After Sunspring, Sharp attempted to have A.I. artists do as much of the creative work as possible on a project rather than just writing the screenplay, and the result was a short film called Zone Out. The film was created according to a step-by-step process not so unlike the one Carlson outlined — plus quite a bit more human intervention than Sharp originally intended. It wasn’t the work of a single GAN, but multiple A.I. systems handling different jobs. A convolutional neural network was meant to comb through public-domain movies and locate visuals that matched the places and objects in an A.I.-generated screenplay. Then another A.I. system was supposed to cast “actors” — people in those old movies who are similar to the people in the script, and “puppeteer their mouths” to match the screenplay dialogue. Yet another A.I. would then synthesize proper voices for the characters, and still another created music. “It fell down on most fronts,” Sharp said.

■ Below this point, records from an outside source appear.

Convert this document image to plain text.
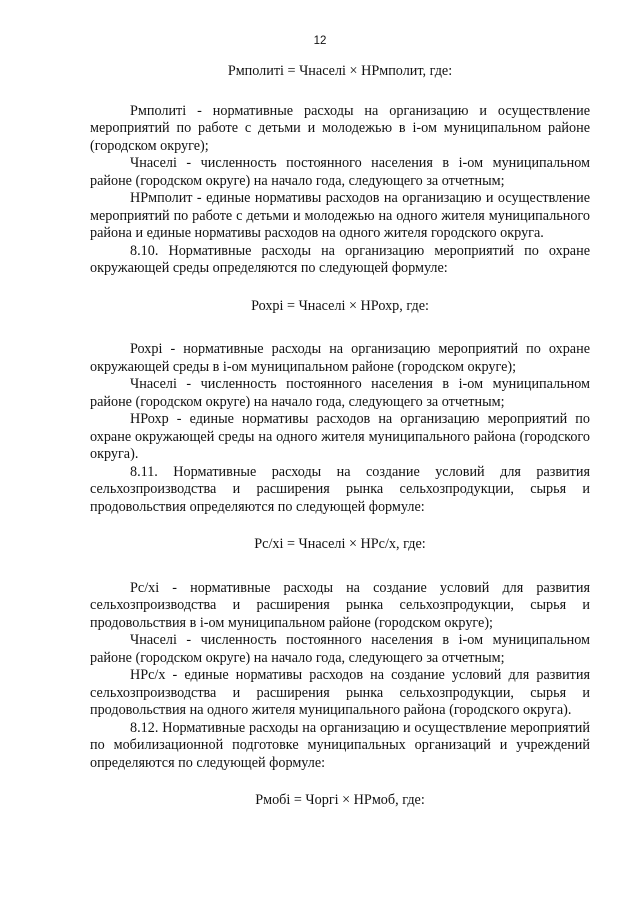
12
Рмполитi = Чнаселi × НРмполит, где:

Рмполитi - нормативные расходы на организацию и осуществление мероприятий по работе с детьми и молодежью в i-ом муниципальном районе (городском округе);

Чнаселi - численность постоянного населения в i-ом муниципальном районе (городском округе) на начало года, следующего за отчетным;

НРмполит - единые нормативы расходов на организацию и осуществление мероприятий по работе с детьми и молодежью на одного жителя муниципального района и единые нормативы расходов на одного жителя городского округа.

8.10. Нормативные расходы на организацию мероприятий по охране окружающей среды определяются по следующей формуле:

Рохрi = Чнаселi × НРохр, где:

Рохрi - нормативные расходы на организацию мероприятий по охране окружающей среды в i-ом муниципальном районе (городском округе);

Чнаселi - численность постоянного населения в i-ом муниципальном районе (городском округе) на начало года, следующего за отчетным;

НРохр - единые нормативы расходов на организацию мероприятий по охране окружающей среды на одного жителя муниципального района (городского округа).

8.11. Нормативные расходы на создание условий для развития сельхозпроизводства и расширения рынка сельхозпродукции, сырья и продовольствия определяются по следующей формуле:

Рс/хi = Чнаселi × НРс/х, где:

Рс/хi - нормативные расходы на создание условий для развития сельхозпроизводства и расширения рынка сельхозпродукции, сырья и продовольствия в i-ом муниципальном районе (городском округе);

Чнаселi - численность постоянного населения в i-ом муниципальном районе (городском округе) на начало года, следующего за отчетным;

НРс/х - единые нормативы расходов на создание условий для развития сельхозпроизводства и расширения рынка сельхозпродукции, сырья и продовольствия на одного жителя муниципального района (городского округа).

8.12. Нормативные расходы на организацию и осуществление мероприятий по мобилизационной подготовке муниципальных организаций и учреждений определяются по следующей формуле:

Рмобi = Чоргi × НРмоб, где:
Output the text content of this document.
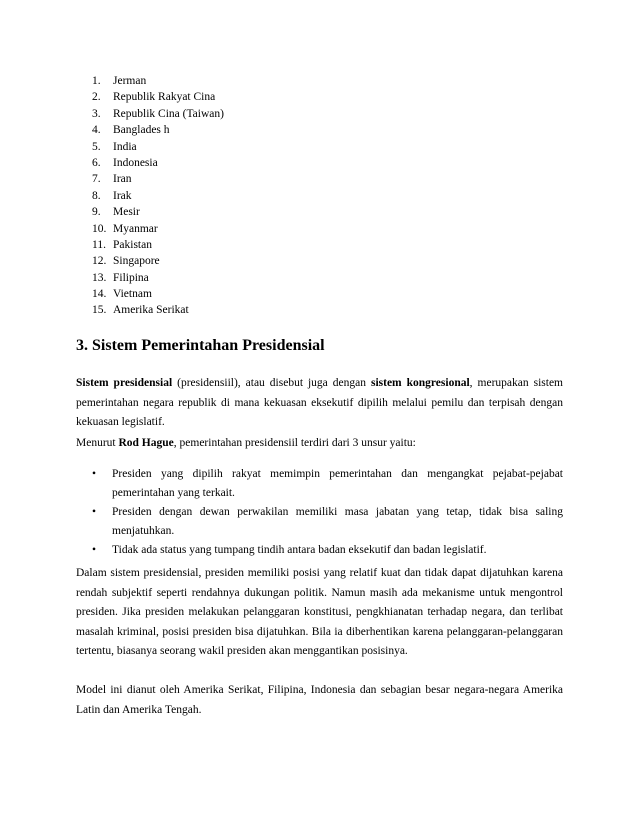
1. Jerman
2. Republik Rakyat Cina
3. Republik Cina (Taiwan)
4. Banglades h
5. India
6. Indonesia
7. Iran
8. Irak
9. Mesir
10. Myanmar
11. Pakistan
12. Singapore
13. Filipina
14. Vietnam
15. Amerika Serikat
3. Sistem Pemerintahan Presidensial

Sistem presidensial (presidensiil), atau disebut juga dengan sistem kongresional, merupakan sistem pemerintahan negara republik di mana kekuasan eksekutif dipilih melalui pemilu dan terpisah dengan kekuasan legislatif.

Menurut Rod Hague, pemerintahan presidensiil terdiri dari 3 unsur yaitu:

• Presiden yang dipilih rakyat memimpin pemerintahan dan mengangkat pejabat-pejabat pemerintahan yang terkait.
• Presiden dengan dewan perwakilan memiliki masa jabatan yang tetap, tidak bisa saling menjatuhkan.
• Tidak ada status yang tumpang tindih antara badan eksekutif dan badan legislatif.

Dalam sistem presidensial, presiden memiliki posisi yang relatif kuat dan tidak dapat dijatuhkan karena rendah subjektif seperti rendahnya dukungan politik. Namun masih ada mekanisme untuk mengontrol presiden. Jika presiden melakukan pelanggaran konstitusi, pengkhianatan terhadap negara, dan terlibat masalah kriminal, posisi presiden bisa dijatuhkan. Bila ia diberhentikan karena pelanggaran-pelanggaran tertentu, biasanya seorang wakil presiden akan menggantikan posisinya.

Model ini dianut oleh Amerika Serikat, Filipina, Indonesia dan sebagian besar negara-negara Amerika Latin dan Amerika Tengah.
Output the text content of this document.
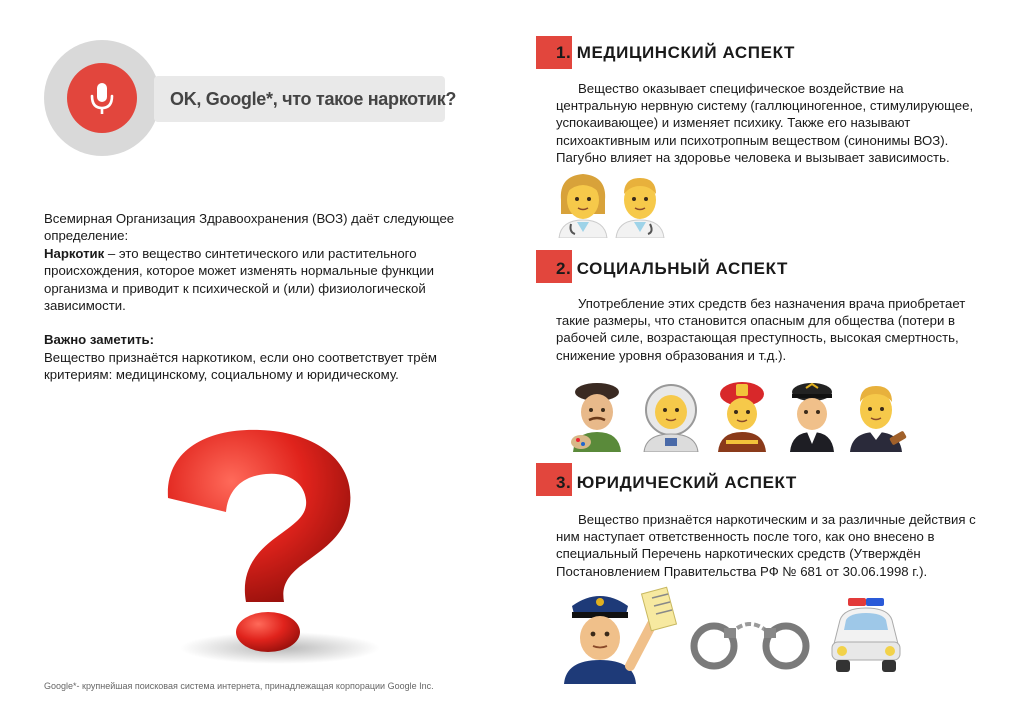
OK, Google*, что такое наркотик?

Всемирная Организация Здравоохранения (ВОЗ) даёт следующее определение:

Наркотик – это вещество синтетического или растительного происхождения, которое может изменять нормальные функции организма и приводит к психической и (или) физиологической зависимости.

Важно заметить:

Вещество признаётся наркотиком, если оно соответствует трём критериям: медицинскому, социальному и юридическому.

Google*- крупнейшая поисковая система интернета, принадлежащая корпорации Google Inc.
1. МЕДИЦИНСКИЙ АСПЕКТ
Вещество оказывает специфическое воздействие на центральную нервную систему (галлюциногенное, стимулирующее, успокаивающее) и изменяет психику. Также его называют психоактивным или психотропным веществом (синонимы ВОЗ). Пагубно влияет на здоровье человека и вызывает зависимость.
2. СОЦИАЛЬНЫЙ АСПЕКТ
Употребление этих средств без назначения врача приобретает такие размеры, что становится опасным для общества (потери в рабочей силе, возрастающая преступность, высокая смертность, снижение уровня образования и т.д.).
3. ЮРИДИЧЕСКИЙ АСПЕКТ
Вещество признаётся наркотическим и за различные действия с ним наступает ответственность после того, как оно внесено в специальный Перечень наркотических средств (Утверждён Постановлением Правительства РФ № 681 от 30.06.1998 г.).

Consistency is certainly not one of Zone Out’s strong suits — the faces of the characters keep changing, to name just one problem. But judge for yourself:
The cobbled-together-from-parts feel of Zone Out was not a mistake. A.I.s as we know them today tend to gobble up information and spit out something derived from that information that’s different — and this is what seems to fascinate Sharp most of all about his A.I. projects. Sharp is interested in the similarities he sees between training data in an A.I. system, and the fragments of other people’s ideas live in the heads of creative human beings. He will wax philosophical at the drop of a hat if you ask him about how these similarities relate to A.I.-created art. “Machine learning is a very useful metaphor for human thinking,” he said. If you’re a creative person, that doesn’t mean you’re truly original. “We put a load of stuff that humans made in you, and now you make stuff.”
This is where the comparison to dreams comes in for Sharp. “When you shut your eyes, the model is still there and it’s still predicting,” he said. “That’s what a dream is. It’s also what the screenplays that I’ve been directing are like.”
Yet Aaron Hertzmann, PhD, the principal scientist at Adobe Research and a frequent commentator on whether or not computers can create art, was eager to burst the whole “computers can dream” bubble. “The analogy between human dreaming and random sampling from a generative model is an imperfect one,” he told OneZero, “because generative models do not have consciousness or subconscious. Sometimes the random samples have a dreamlike quality; that’s a stylistic description, not a cognitive one.”
Hertzmann told me an A.I.-generated feature film — if it can be made — will neither be art nor worthwhile pop culture. “There is no reason to believe that any kind of technology currently exists that can create a cultural product without a human author guiding the process,” he said. “Even as pure speculation, there is no meaningful way to even imagine what this would be like; it’s like asking Jules Verne in 1850 what books will be like in the year 2020. It’s fine to discuss as science fiction, but you have to make some assumptions that don’t match what we currently know.”
Even Carlson admits that the possibility of reaching the milestone of an “A.I.-created movie” varies depending on where the goalposts are.
“Maybe I’m being overly optimistic,” he said. “It depends on what you consider success.” He said if anyone is champing at the bit for the first robo-movie, it might shorten the wait time to settle for something animated, or a short rather than a feature, or a feature with a lot of human input along the way.
“Do you need it to be photorealistic on everything, with lots of consistency, etcetera?” he said. “We won’t have that this year.”